Closed Loop Spinal Cord Stimulation (SCS) for Neuromodulation of UMN-Lesion Spasticity

Status: Recruiting
Location: See location...
Intervention Type: Device
Study Type: Observational
SUMMARY

Spasticity is characterized by increased muscle tension and is a classic consequence of upper motor neuron (UMN) damage in the central nervous system, such as from stroke or trauma. Clinically, it presents as muscle resistance to passive stretching, along with clasp-knife rigidity, clonus, increased tendon reflexes, and muscle spasms. An imbalance of the descending inhibitory and muscle stretch reflexes is thought to be the cause of spasticity. Post-stroke spasticity is a common condition that occurs in 37.5-45% of cases in the acute stage and 19-57.4% in the subacute stage after a stroke. At 6 months post-stroke, spasticity develops in 42.6-49.5% of cases, and at one year, it affects 35-57.4% of individuals. In patients with cerebral palsy (CP), incidence is almost 80% while in those living with spinal cord injury the number approaches up to 93%. Traumatic brain injury (TBI) patients have a higher prevalence on initial admission to neurorehabilitation but one in three patients will have chronic spasticity. However, the Defense and Veterans Brain Injury Center report a rate of TBIs amongst deployed veterans to be around 11-23% mostly from blast and explosive trauma. There have been studies as early as the 1980s exploring the efficacy of SCS for spasticity control, however, the credibility of many of these studies is constrained due to an incomplete comprehension of spasticity's underlying mechanisms, outdated research methods, and early limitations in implantable device technology. Intrathecal pumps for baclofen have remained as the mainstay for refractory spasticity, however, it comes with associated risks such as chemical dependence leading to acute baclofen withdrawal and requiring frequent refill requirement. Most importantly, it does not yield functional improvement of muscle activity, just suppression of spasticity. Botox is also routinely used but due to heterogeneity in muscle involvement as well as variability in provider skill, results may be inconsistent and short-lasting, requiring frequent clinic visits for repeat injections to the affected muscle groups.
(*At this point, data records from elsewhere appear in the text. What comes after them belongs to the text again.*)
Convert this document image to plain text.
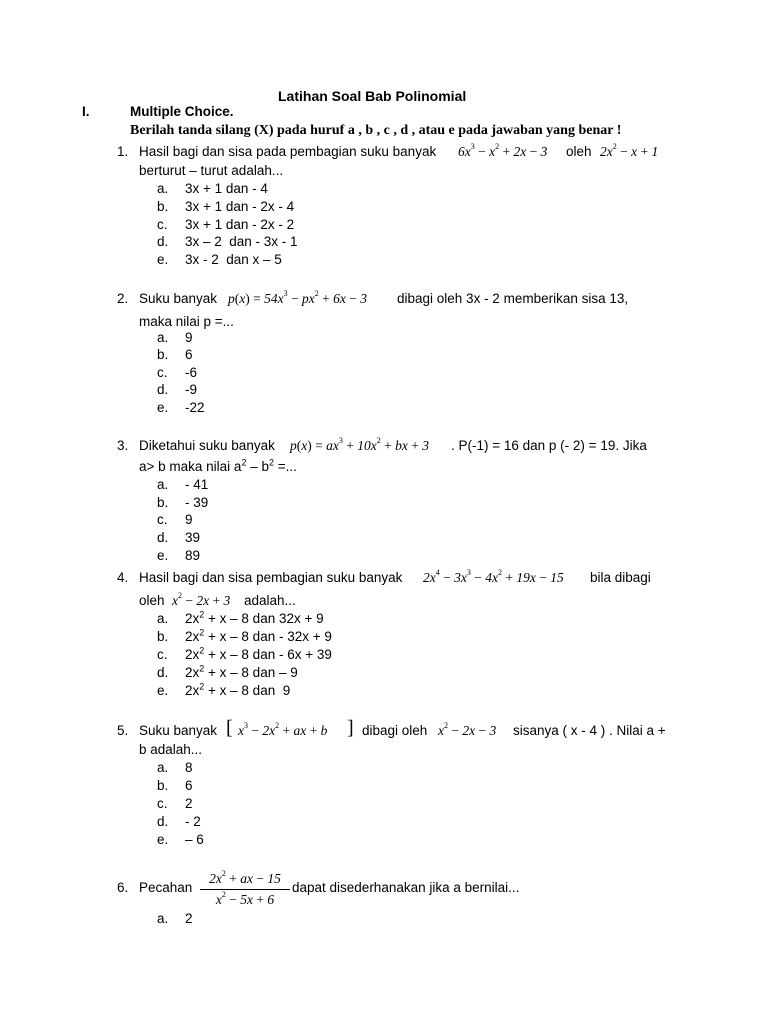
Latihan Soal Bab Polinomial
I.	Multiple Choice.
Berilah tanda silang (X) pada huruf a , b , c , d , atau e pada jawaban yang benar !
1. Hasil bagi dan sisa pada pembagian suku banyak $6x^3 - x^2 + 2x - 3$ oleh $2x^2 - x + 1$
berturut – turut adalah...
a. 3x + 1 dan - 4
b. 3x + 1 dan - 2x - 4
c. 3x + 1 dan - 2x - 2
d. 3x – 2  dan - 3x - 1
e. 3x - 2  dan x – 5
2. Suku banyak $p(x) = 54x^3 - px^2 + 6x - 3$ dibagi oleh 3x - 2 memberikan sisa 13,
maka nilai p =...
a. 9
b. 6
c. -6
d. -9
e. -22
3. Diketahui suku banyak $p(x) = ax^3 + 10x^2$ + bx + 3 . P(-1) = 16 dan p (- 2) = 19. Jika
a> b maka nilai $a^2 - b^2$ =...
a. - 41
b. - 39
c. 9
d. 39
e. 89
4. Hasil bagi dan sisa pembagian suku banyak $2x^4 - 3x^3 - 4x^2 + 19x - 15$ bila dibagi
oleh $x^2 - 2x + 3$ adalah...
a. $2x^2 + x - 8$ dan 32x + 9
b. $2x^2 + x - 8$ dan - 32x + 9
c. $2x^2 + x - 8$ dan - 6x + 39
d. $2x^2 + x - 8$ dan – 9
e. $2x^2 + x - 8$ dan  9
5. Suku banyak [ $x^3 - 2x^2$ + ax + b ] dibagi oleh $x^2 - 2x - 3$ sisanya ( x - 4 ) . Nilai a +
b adalah...
a. 8
b. 6
c. 2
d. - 2
e. – 6
6. Pecahan $\frac{2x^2 + ax - 15}{x^2 - 5x + 6}$ dapat disederhanakan jika a bernilai...
a. 2
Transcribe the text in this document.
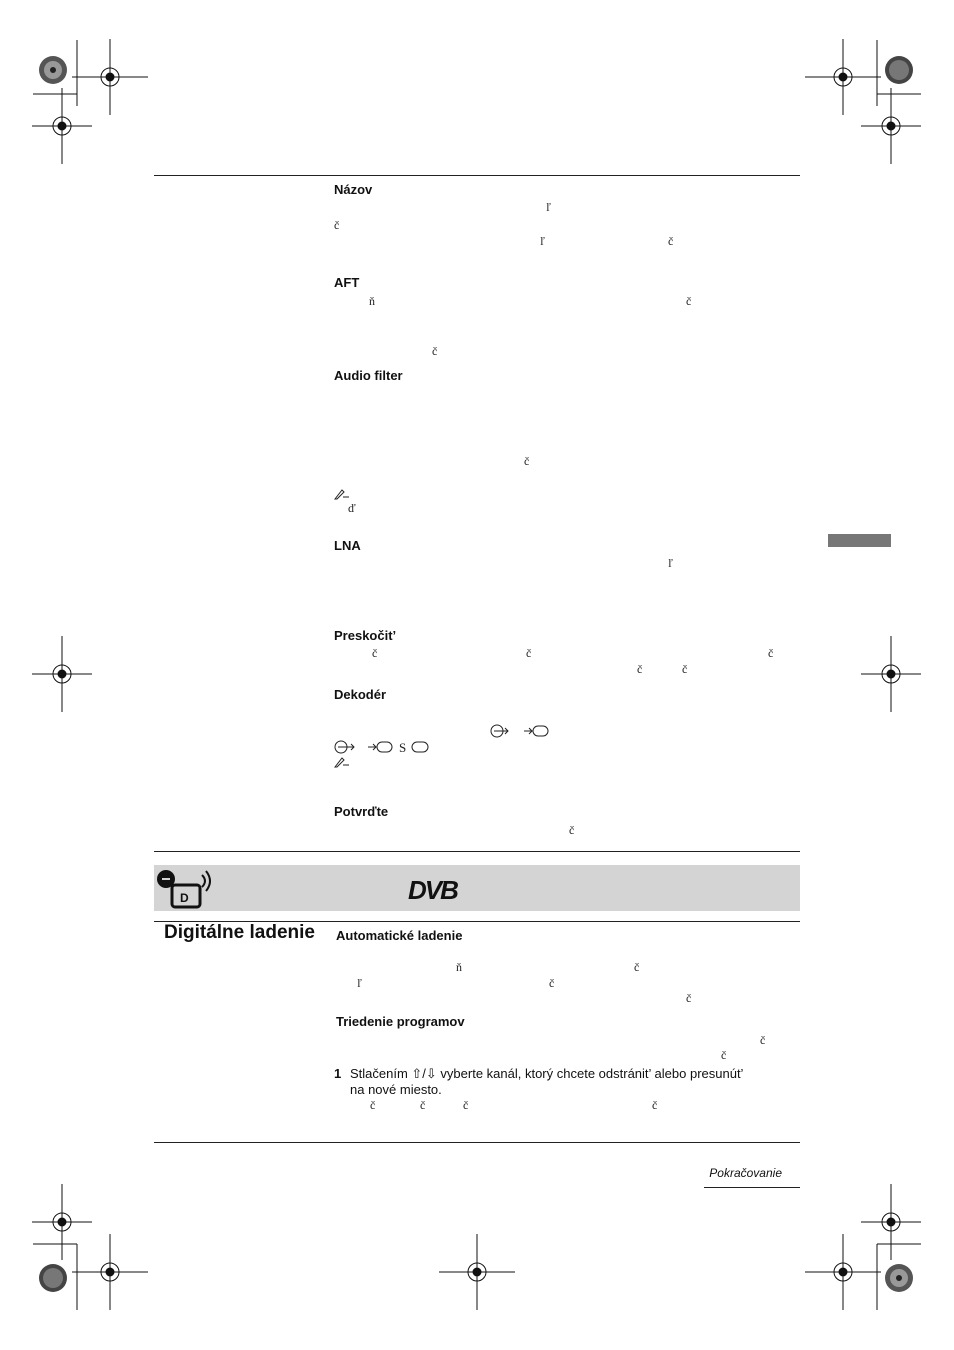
Názov
AFT
Audio filter
LNA
Preskočit’
Dekodér
Potvrďte
ľ
č
ľ	č
ň	č
č
č
ď
ľ
č	č	č
č	č
S
č
D	DVB
Digitálne ladenie Automatické ladenie
ň	č
ľ	č
č
Triedenie programov
č
č
1 Stlačením ⇧/⇩ vyberte kanál, ktorý chcete odstránit’ alebo presunút’
na nové miesto.
č	č	č	č
Pokračovanie
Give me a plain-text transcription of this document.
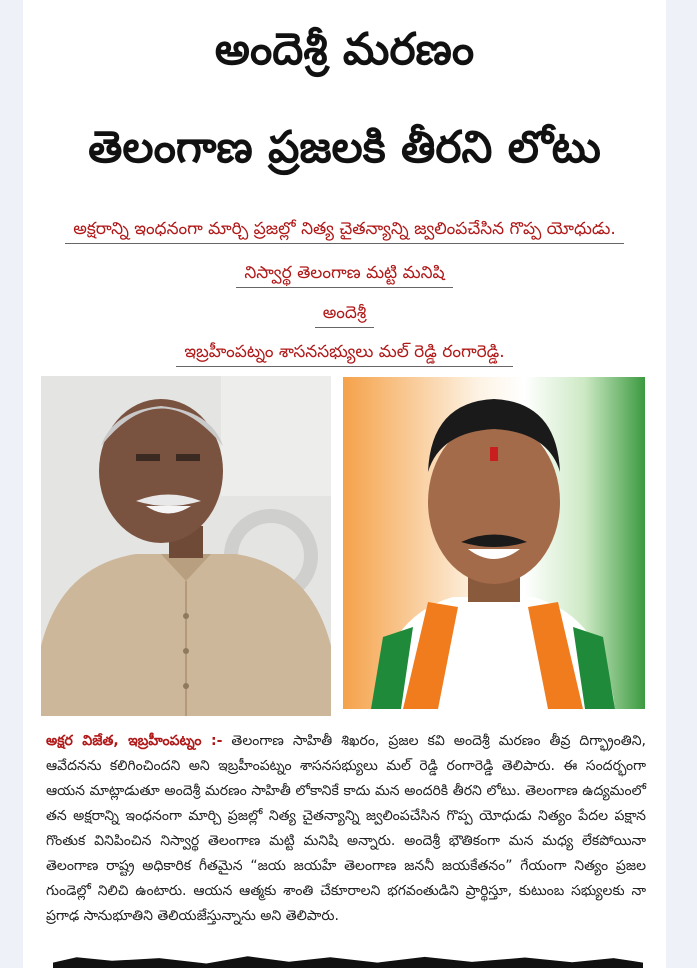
అందెశ్రీ మరణం
తెలంగాణ ప్రజలకి తీరని లోటు
అక్షరాన్ని ఇంధనంగా మార్చి ప్రజల్లో నిత్య చైతన్యాన్ని జ్వలింపచేసిన గొప్ప యోధుడు.
నిస్వార్థ తెలంగాణ మట్టి మనిషి
అందెశ్రీ
ఇబ్రహీంపట్నం శాసనసభ్యులు మల్ రెడ్డి రంగారెడ్డి.
అక్షర విజేత, ఇబ్రహీంపట్నం :- తెలంగాణ సాహితీ శిఖరం, ప్రజల కవి అందెశ్రీ మరణం తీవ్ర దిగ్భ్రాంతిని, ఆవేదనను కలిగించిందని అని ఇబ్రహీంపట్నం శాసనసభ్యులు మల్ రెడ్డి రంగారెడ్డి తెలిపారు. ఈ సందర్భంగా ఆయన మాట్లాడుతూ అందెశ్రీ మరణం సాహితీ లోకానికే కాదు మన అందరికి తీరని లోటు. తెలంగాణ ఉద్యమంలో తన అక్షరాన్ని ఇంధనంగా మార్చి ప్రజల్లో నిత్య చైతన్యాన్ని జ్వలింపచేసిన గొప్ప యోధుడు నిత్యం పేదల పక్షాన గొంతుక వినిపించిన నిస్వార్థ తెలంగాణ మట్టి మనిషి అన్నారు. అందెశ్రీ భౌతికంగా మన మధ్య లేకపోయినా తెలంగాణ రాష్ట్ర అధికారిక గీతమైన “జయ జయహే తెలంగాణ జననీ జయకేతనం” గేయంగా నిత్యం ప్రజల గుండెల్లో నిలిచి ఉంటారు. ఆయన ఆత్మకు శాంతి చేకూరాలని భగవంతుడిని ప్రార్థిస్తూ, కుటుంబ సభ్యులకు నా ప్రగాఢ సానుభూతిని తెలియజేస్తున్నాను అని తెలిపారు.
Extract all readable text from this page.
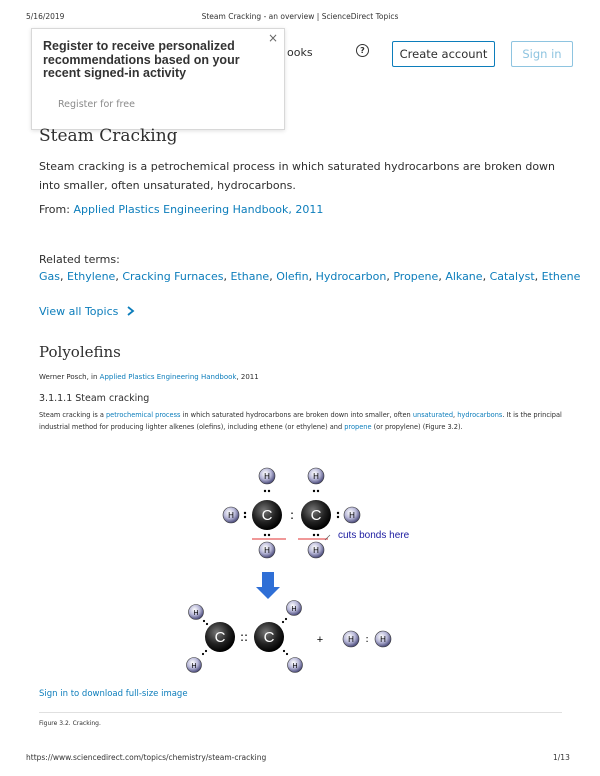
5/16/2019	Steam Cracking - an overview | ScienceDirect Topics
ooks	?	Create account	Sign in
Register to receive personalized recommendations based on your recent signed-in activity
×
Register for free
Steam Cracking
Steam cracking is a petrochemical process in which saturated hydrocarbons are broken down into smaller, often unsaturated, hydrocarbons.
From: Applied Plastics Engineering Handbook, 2011
Related terms:
Gas, Ethylene, Cracking Furnaces, Ethane, Olefin, Hydrocarbon, Propene, Alkane, Catalyst, Ethene
View all Topics
Polyolefins
Werner Posch, in Applied Plastics Engineering Handbook, 2011
3.1.1.1 Steam cracking
Steam cracking is a petrochemical process in which saturated hydrocarbons are broken down into smaller, often unsaturated, hydrocarbons. It is the principal industrial method for producing lighter alkenes (olefins), including ethene (or ethylene) and propene (or propylene) (Figure 3.2).
C	C
:
H	H
H	H
H	H
cuts bonds here
C	C
::
H
H
H	H
+	H	H
:
Sign in to download full-size image
Figure 3.2. Cracking.
https://www.sciencedirect.com/topics/chemistry/steam-cracking	1/13
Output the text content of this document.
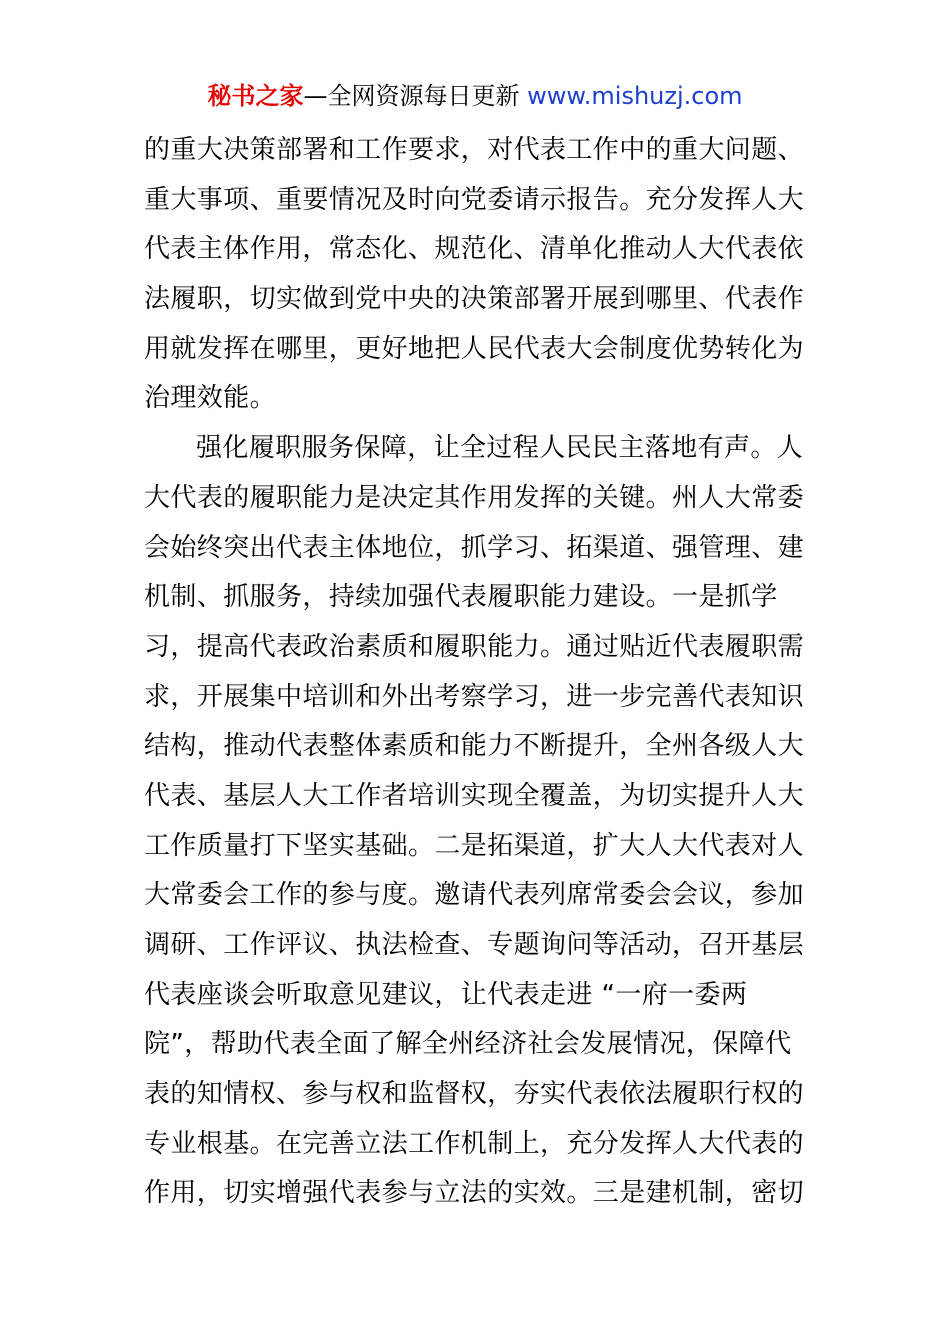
秘书之家—全网资源每日更新 www.mishuzj.com
的重大决策部署和工作要求，对代表工作中的重大问题、
重大事项、重要情况及时向党委请示报告。充分发挥人大
代表主体作用，常态化、规范化、清单化推动人大代表依
法履职，切实做到党中央的决策部署开展到哪里、代表作
用就发挥在哪里，更好地把人民代表大会制度优势转化为
治理效能。
强化履职服务保障，让全过程人民民主落地有声。人
大代表的履职能力是决定其作用发挥的关键。州人大常委
会始终突出代表主体地位，抓学习、拓渠道、强管理、建
机制、抓服务，持续加强代表履职能力建设。一是抓学
习，提高代表政治素质和履职能力。通过贴近代表履职需
求，开展集中培训和外出考察学习，进一步完善代表知识
结构，推动代表整体素质和能力不断提升，全州各级人大
代表、基层人大工作者培训实现全覆盖，为切实提升人大
工作质量打下坚实基础。二是拓渠道，扩大人大代表对人
大常委会工作的参与度。邀请代表列席常委会会议，参加
调研、工作评议、执法检查、专题询问等活动，召开基层
代表座谈会听取意见建议，让代表走进 “一府一委两
院”，帮助代表全面了解全州经济社会发展情况，保障代
表的知情权、参与权和监督权，夯实代表依法履职行权的
专业根基。在完善立法工作机制上，充分发挥人大代表的
作用，切实增强代表参与立法的实效。三是建机制，密切
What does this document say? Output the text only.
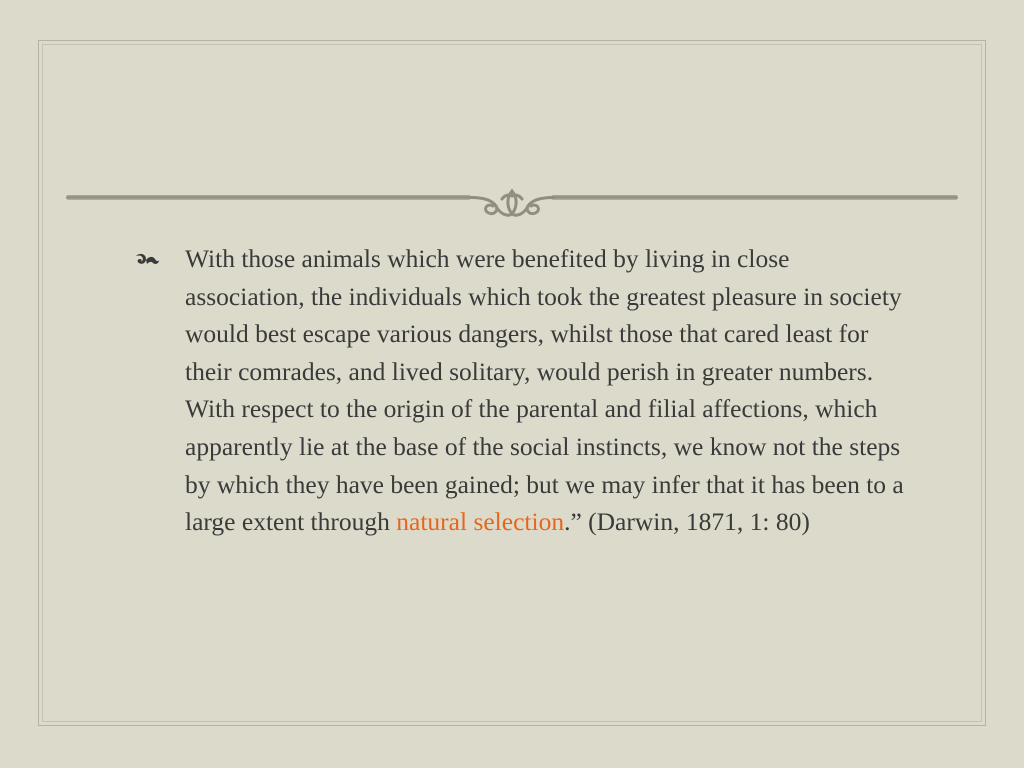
With those animals which were benefited by living in close association, the individuals which took the greatest pleasure in society would best escape various dangers, whilst those that cared least for their comrades, and lived solitary, would perish in greater numbers. With respect to the origin of the parental and filial affections, which apparently lie at the base of the social instincts, we know not the steps by which they have been gained; but we may infer that it has been to a large extent through natural selection.” (Darwin, 1871, 1: 80)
SCS may be able to address that gap in spasticity management.

Eligibility
Participation Requirements
Sex: All
Minimum Age: 18
Healthy Volunteers: t
View:

• First-ever stroke

• Aged 18 and older

• Neuropathic pain \>3 months (chronic)

• Brain injury associated with spasticity in one or multiple limbs \>3 months post-stroke

• No previous history of neuropathic pain or spasticity in affected limbs

• Cognitively capable to operate the SCS system

Locations
United States
Maryland
Johns Hopkins Hospital
RECRUITING
Baltimore
Contact Information
Primary
Harman Chopra, MD
harmanchopra322@gmail.com
7188108752
Backup
Akhil Chhatre, MD
achhatr1@jh.edu
4435614201
Time Frame
Start Date: 2024-12-03
Estimated Completion Date: 2026-05
Participants
Target number of participants: 12
Treatments
Interventional
Patients identified with post-stroke pain due to spasticity. Patients will be evaluated for spinal cord stimulation trial. The trial will be for 7 days.